Constitution Day always catches me by surprise, but when I sit down to write about it, I find it is always urgent and necessary to reflect on what “constitutes” us as a college and a community.
This past year, College Unbound finished our newest Strategic Plan, which lays out our institutional values of Lifelong Learning, in a Sustainability Grounded in Equity & Student Success, in practices of Storytelling, and in a Growth that is also about Adaptation & Innovation. We feel that these tenets will help us become more who we truly are.
Who we are is also guided by where we are. And so on this Constitution Day we also look to artists in our home cities doing the work of defining place, purpose, and belonging.
This month, the Waterfire Arts Center in Providence features PORTALES: Reimagining the Future, an art exhibit presenting the variety of ways that artists and organizers in Rhode Island have strengthened our communities during the COVID-19 pandemic and the movement against racial injustice.
In moments of difficulty, we can see how art can turn into ‘community portals’ that help us envision better futures. Built in conversation with Arundhati Roy’s writing of The Pandemic is a Portal, the exhibit emerges out of engagements by CU Faculty Nick Longo and Eric Sung and a sample of artistic works by RI-based artists who work in various mediums–photography, mixed media, painting, dance, video–and who have a practice of community organizing and/or are in relationship to grassroots community groups that center justice, equity, and access.
In Philadelphia, we look at murals across the city co-designed with artist Aram Sifuentes. These murals, organized as Messages to Our Neighbors, “stress the importance of continuous conversations on how immigration policy is a moving target, citizenship is difficult to achieve, and belonging to a place, a land, or a people is an ongoing negotiation.”

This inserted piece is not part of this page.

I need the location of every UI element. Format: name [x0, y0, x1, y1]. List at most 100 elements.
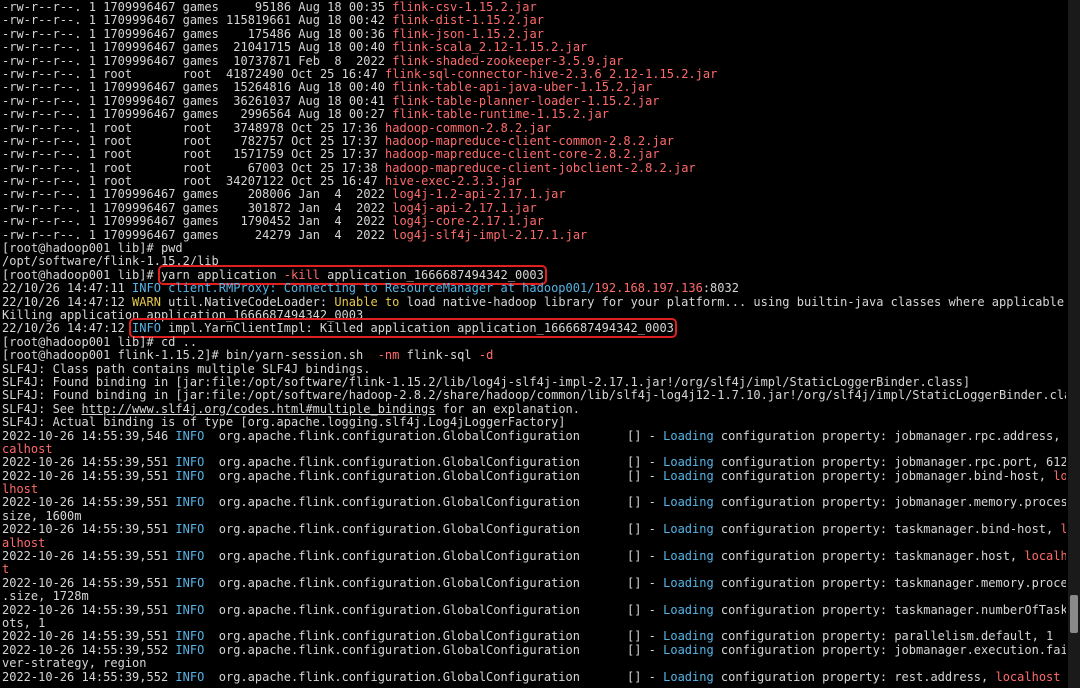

Aram’s work in co-creating the nationwide Protest Banner Lending Library, too, can stand as a model for CU to think about what type of library/archive/storytelling we want to center.
And in Chicago, where our students meet to think about a commitment to Housing as a Human Right, the National Public Housing Museum’s exhibit “All of the Above” insists that we sit with the sounds and stories of belonging in the face of gentrification.
Across place, and across the curriculum at CU, we have worked towards a greater understanding of, and commitment to, belonging. Through courses focused on multigenerational learning, Autobiographical Narratives & Representation, Critical Care and Critical Generosity, Radical Philanthropy, and Citizenship for Democracy, CU seeks to help our students learn, and indeed, also to learn from our students about the complex ways in which we all exist, move, and grow in our communities.
As an organization, CU seeks to be in conversation with artists, organizers, and culture bearers like those mentioned in Philadelphia, Rhode Island, and Chicago–and many more besides–who help us all grapple with what constitutes us.
As we are a community that values lifelong learning, we recognize that this will necessarily always be an unfolding process, one in which we constantly re-learn, adjust, and refine our understanding of what it means to be College Unbound. We hope you all will continue to stand alongside us as we continue this work together.